Tuesday, May 1, 2018, 11:00 – 12:00, 201

Abstract:

Measuring occurrence times of random events, aimed to determine the statistical properties of the governing stochastic process, is a basic topic in science and engineering, and has been the topic of numerous mathematical modeling techniques. Often, the true statistical properties of the random process deviate from the measured properties due to the so called “dead time” phenomenon, defined as a time period after a reaction in which the detection system is not operational. From a mathematical point of view, the dead time can be interpreted as a rarefied series of the original time series, obtained by removing all events which are within the dead time period inflicted by previous events.
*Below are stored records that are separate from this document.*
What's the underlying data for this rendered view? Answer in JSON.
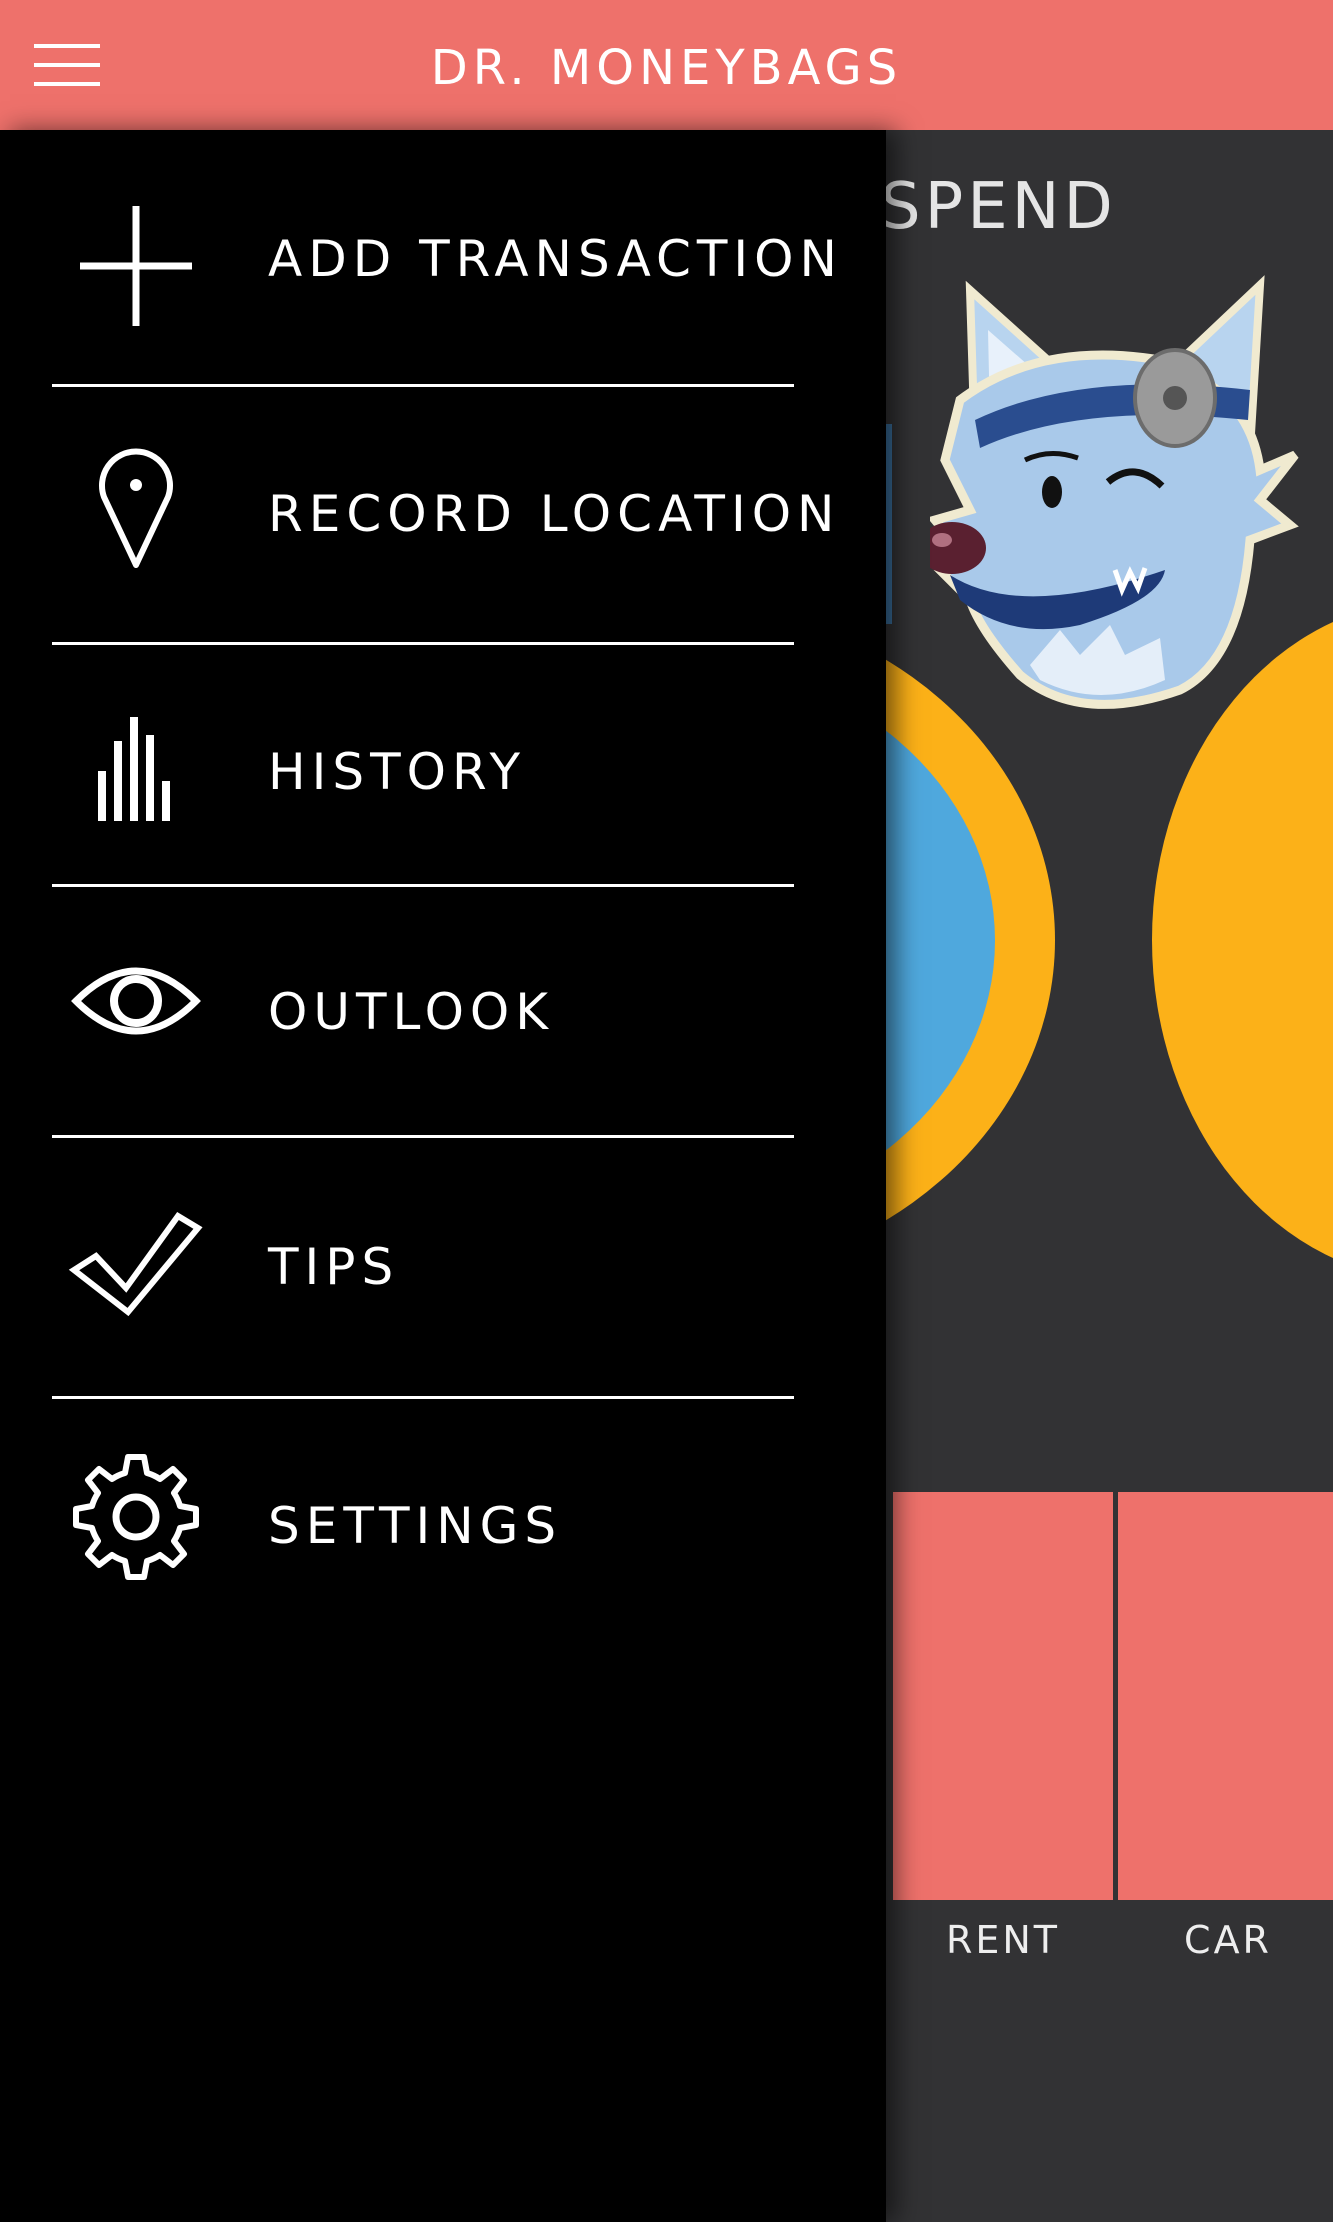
{
  "header": {
    "title": "DR. MONEYBAGS",
    "menu_icon": "hamburger-icon"
  },
  "background": {
    "title": "SPEND",
    "mascot": "wolf-doctor-mascot",
    "categories": [
      {
        "label": "RENT"
      },
      {
        "label": "CAR"
      }
    ]
  },
  "drawer": {
    "items": [
      {
        "label": "ADD TRANSACTION",
        "icon": "plus-icon"
      },
      {
        "label": "RECORD LOCATION",
        "icon": "location-pin-icon"
      },
      {
        "label": "HISTORY",
        "icon": "bar-chart-icon"
      },
      {
        "label": "OUTLOOK",
        "icon": "eye-icon"
      },
      {
        "label": "TIPS",
        "icon": "checkmark-icon"
      },
      {
        "label": "SETTINGS",
        "icon": "gear-icon"
      }
    ]
  },
  "colors": {
    "header_bg": "#ee716b",
    "drawer_bg": "#000000",
    "content_bg": "#323234",
    "accent_yellow": "#fcb118",
    "accent_blue": "#4fa8dd"
  }
}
When the waiting times between consecutive events form a series of independent identically distributed random variables, a natural setting for analyzing the distribution of the number of event- or the event counter- is a renewal process. In particular, for high rate measurements (or, equivalently, large measurement time), the limit distribution of the counter is well understood, and can be described directly through the first two moments of the waiting time between consecutive events.

In the talk we will discuss limit theorems for counters with paralyzing dead time (type II counter), expressed directly through the probability density function of the waiting time between consecutive events. This is done by writing explicit formulas for the for the first and second moments of a waiting time distribution between consecutive events in the rarefied process, in terms of the probability density function of the waiting of the original process.